30 Year Fixed Mortgage
The thirty year fixed mortgage is the basic loan structure upon which just about every other residential mortgage program is based upon. It is defined by having a term that lasts for 30 years, and the rate and payment are fixed for the duration of this loan term. You can get:
- 30 year fixed rate terms for Conforming mortgages
- 30 year fixed rate terms for VA mortgages
- 30 year fixed rate terms for FHA mortgages
- 30 year fixed rate terms for USDA mortgages
Most people feel comfortable with this loan structure because it eliminates any uncertainty about their future personal finances, and cash flow with a payment that will NEVER change.

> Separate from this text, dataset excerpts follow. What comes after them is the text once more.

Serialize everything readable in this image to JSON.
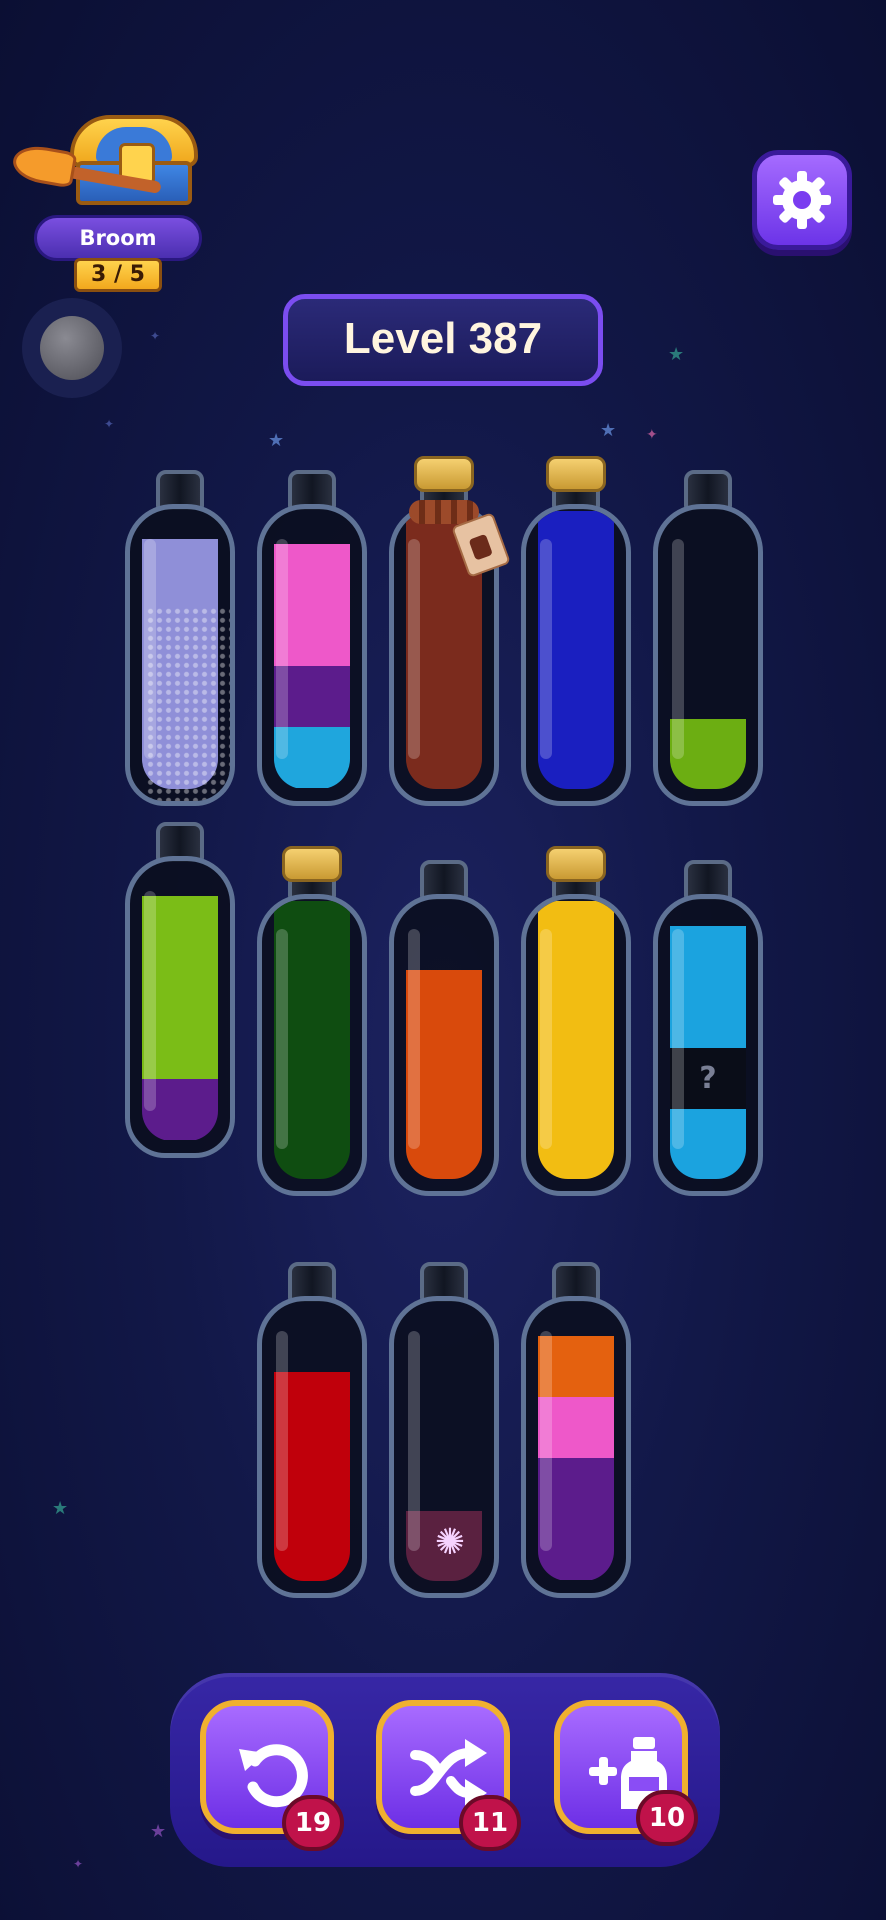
{
  "streak": {
    "label": "Broom Streak",
    "count": "3 / 5"
  },
  "level": {
    "label": "Level 387"
  },
  "bottles": [
    {
      "id": "b1",
      "layers": [
        {
          "color": "#8f8fd8",
          "fraction": 0.9
        }
      ],
      "state": "sparkling"
    },
    {
      "id": "b2",
      "layers": [
        {
          "color": "#1fa6dd",
          "fraction": 0.22
        },
        {
          "color": "#5c1c8c",
          "fraction": 0.22
        },
        {
          "color": "#ee58c9",
          "fraction": 0.44
        }
      ]
    },
    {
      "id": "b3",
      "layers": [
        {
          "color": "#7b2b1d",
          "fraction": 1.0
        }
      ],
      "corked": true,
      "locked": true
    },
    {
      "id": "b4",
      "layers": [
        {
          "color": "#1a1fc0",
          "fraction": 1.0
        }
      ],
      "corked": true
    },
    {
      "id": "b5",
      "layers": [
        {
          "color": "#6cae12",
          "fraction": 0.25
        }
      ]
    },
    {
      "id": "b6",
      "layers": [
        {
          "color": "#5c1c8c",
          "fraction": 0.22
        },
        {
          "color": "#7bbd17",
          "fraction": 0.66
        }
      ]
    },
    {
      "id": "b7",
      "layers": [
        {
          "color": "#0f4d11",
          "fraction": 1.0
        }
      ],
      "corked": true
    },
    {
      "id": "b8",
      "layers": [
        {
          "color": "#d94a0c",
          "fraction": 0.75
        }
      ]
    },
    {
      "id": "b9",
      "layers": [
        {
          "color": "#f2bd12",
          "fraction": 1.0
        }
      ],
      "corked": true
    },
    {
      "id": "b10",
      "layers": [
        {
          "color": "#1ba3df",
          "fraction": 0.25
        },
        {
          "color": "#0a0d18",
          "fraction": 0.22,
          "mystery": "?"
        },
        {
          "color": "#1ba3df",
          "fraction": 0.44
        }
      ]
    },
    {
      "id": "b11",
      "layers": [
        {
          "color": "#c0000b",
          "fraction": 0.75
        }
      ]
    },
    {
      "id": "b12",
      "layers": [
        {
          "color": "#5a2140",
          "fraction": 0.25
        }
      ],
      "state": "swirl"
    },
    {
      "id": "b13",
      "layers": [
        {
          "color": "#5c1c8c",
          "fraction": 0.44
        },
        {
          "color": "#ee58c9",
          "fraction": 0.22
        },
        {
          "color": "#e4610f",
          "fraction": 0.22
        }
      ]
    }
  ],
  "powerups": {
    "undo": {
      "icon": "undo-icon",
      "count": "19"
    },
    "shuffle": {
      "icon": "shuffle-icon",
      "count": "11"
    },
    "add_bottle": {
      "icon": "add-bottle-icon",
      "count": "10"
    }
  }
}
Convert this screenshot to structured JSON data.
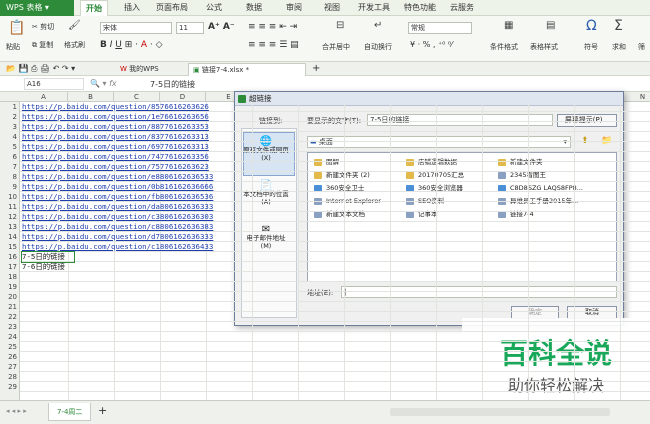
{
  "app": {
    "name": "WPS 表格"
  },
  "menu": {
    "tabs": [
      "开始",
      "插入",
      "页面布局",
      "公式",
      "数据",
      "审阅",
      "视图",
      "开发工具",
      "特色功能",
      "云服务"
    ],
    "active": "开始"
  },
  "ribbon": {
    "paste": "粘贴",
    "cut": "剪切",
    "copy": "复制",
    "format_painter": "格式刷",
    "font_name": "宋体",
    "font_size": "11",
    "merge": "合并居中",
    "wrap": "自动换行",
    "number_format": "常规",
    "cond_format": "条件格式",
    "table_style": "表格样式",
    "symbol": "符号",
    "sum": "求和",
    "filter": "筛"
  },
  "doc_tabs": [
    "我的WPS",
    "链接7-4.xlsx *"
  ],
  "formula_bar": {
    "cell_ref": "A16",
    "fx": "fx",
    "value": "7-5日的链接"
  },
  "grid": {
    "columns": [
      "A",
      "B",
      "C",
      "D",
      "E",
      "F",
      "G",
      "H",
      "I",
      "J",
      "K",
      "L",
      "M",
      "N"
    ],
    "rows": [
      "https://p.baidu.com/question/8576616263626",
      "https://p.baidu.com/question/1e76616263656",
      "https://p.baidu.com/question/8877616263353",
      "https://p.baidu.com/question/8377616263313",
      "https://p.baidu.com/question/6977616263313",
      "https://p.baidu.com/question/7477616263356",
      "https://p.baidu.com/question/7577616263623",
      "https://p.baidu.com/question/e8806162636533",
      "https://p.baidu.com/question/0b816162636666",
      "https://p.baidu.com/question/fb806162636536",
      "https://p.baidu.com/question/da806162636333",
      "https://p.baidu.com/question/c3806162636303",
      "https://p.baidu.com/question/c8806162636383",
      "https://p.baidu.com/question/d7806162636333",
      "https://p.baidu.com/question/c1806162636433",
      "7-5日的链接",
      "7-6日的链接"
    ],
    "row_count": 29
  },
  "sheet_tab": "7-4周二",
  "dialog": {
    "title": "超链接",
    "link_to": "链接到:",
    "display_text_label": "要显示的文字(T):",
    "display_text_value": "7-5日的链接",
    "screen_tip": "屏幕提示(P)...",
    "look_in_value": "桌面",
    "side": [
      "原有文件或网页(X)",
      "本文档中的位置(A)",
      "电子邮件地址(M)"
    ],
    "files": [
      [
        "图解",
        "店铺逻辑数据",
        "新建文件夹"
      ],
      [
        "新建文件夹 (2)",
        "20170705汇总",
        "2345看图王"
      ],
      [
        "360安全卫士",
        "360安全浏览器",
        "C8D8SZG LAQS8FP8..."
      ],
      [
        "Internet Explorer",
        "SEO资料",
        "异维员工手册2015年..."
      ],
      [
        "新建文本文档",
        "记事本",
        "链接7-4"
      ]
    ],
    "address_label": "地址(E):",
    "ok": "确定",
    "cancel": "取消"
  },
  "watermark": {
    "line1": "百科全说",
    "line2": "助你轻松解决"
  },
  "colors": {
    "accent": "#2e8b3a",
    "link": "#1f3fae"
  }
}
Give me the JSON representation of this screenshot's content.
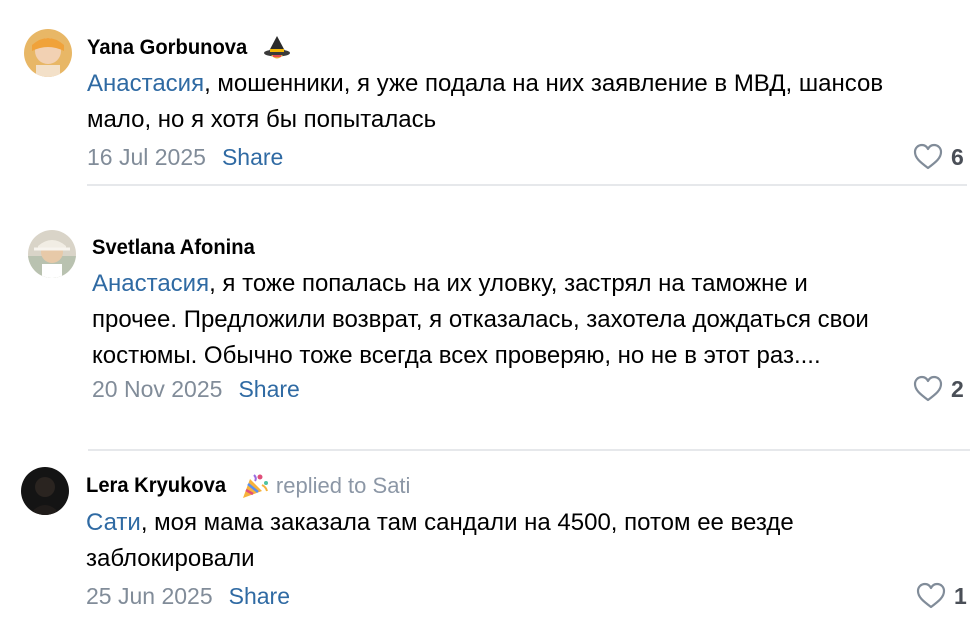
{
  "comments": [
    {
      "author": "Yana Gorbunova",
      "author_emoji": "witch-hat-emoji-icon",
      "replied_to": "",
      "mention": "Анастасия",
      "text_line1": ", мошенники, я уже подала на них заявление в МВД, шансов",
      "text_line2": "мало, но я хотя бы попыталась",
      "text_line3": "",
      "date": "16 Jul 2025",
      "share_label": "Share",
      "likes": "6"
    },
    {
      "author": "Svetlana Afonina",
      "author_emoji": "",
      "replied_to": "",
      "mention": "Анастасия",
      "text_line1": ", я тоже попалась на их уловку, застрял на таможне и",
      "text_line2": "прочее. Предложили возврат, я отказалась, захотела дождаться свои",
      "text_line3": "костюмы. Обычно тоже всегда всех проверяю, но не в этот раз....",
      "date": "20 Nov 2025",
      "share_label": "Share",
      "likes": "2"
    },
    {
      "author": "Lera Kryukova",
      "author_emoji": "party-emoji-icon",
      "replied_to": "replied to Sati",
      "mention": "Сати",
      "text_line1": ", моя мама заказала там сандали на 4500, потом ее везде",
      "text_line2": "заблокировали",
      "text_line3": "",
      "date": "25 Jun 2025",
      "share_label": "Share",
      "likes": "1"
    }
  ],
  "colors": {
    "link": "#2f6aa3",
    "meta": "#818c99",
    "replied": "#8c97a6",
    "divider": "#e6e8eb"
  }
}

However, if you are fairly certain about your future plans, and feel there is a good chance that you will sell the house or refinance sometime in the next 5 or 7 years, tens of thousands of dollars can often be saved by obtaining an Adjustable rate mortgage with an introductory fixed rate for 5 or 7 years. These “intro” rates are almost always lower than a fixed rate which is where the savings occurs. People are wary of these loans generally because after the intro fixed period the rate can fluctuate up or down.
There is no right or wrong way to go with the Fixed vs. ARM question. It is a matter of your personal comfort level, and the 30 year fixed is certainly far more common.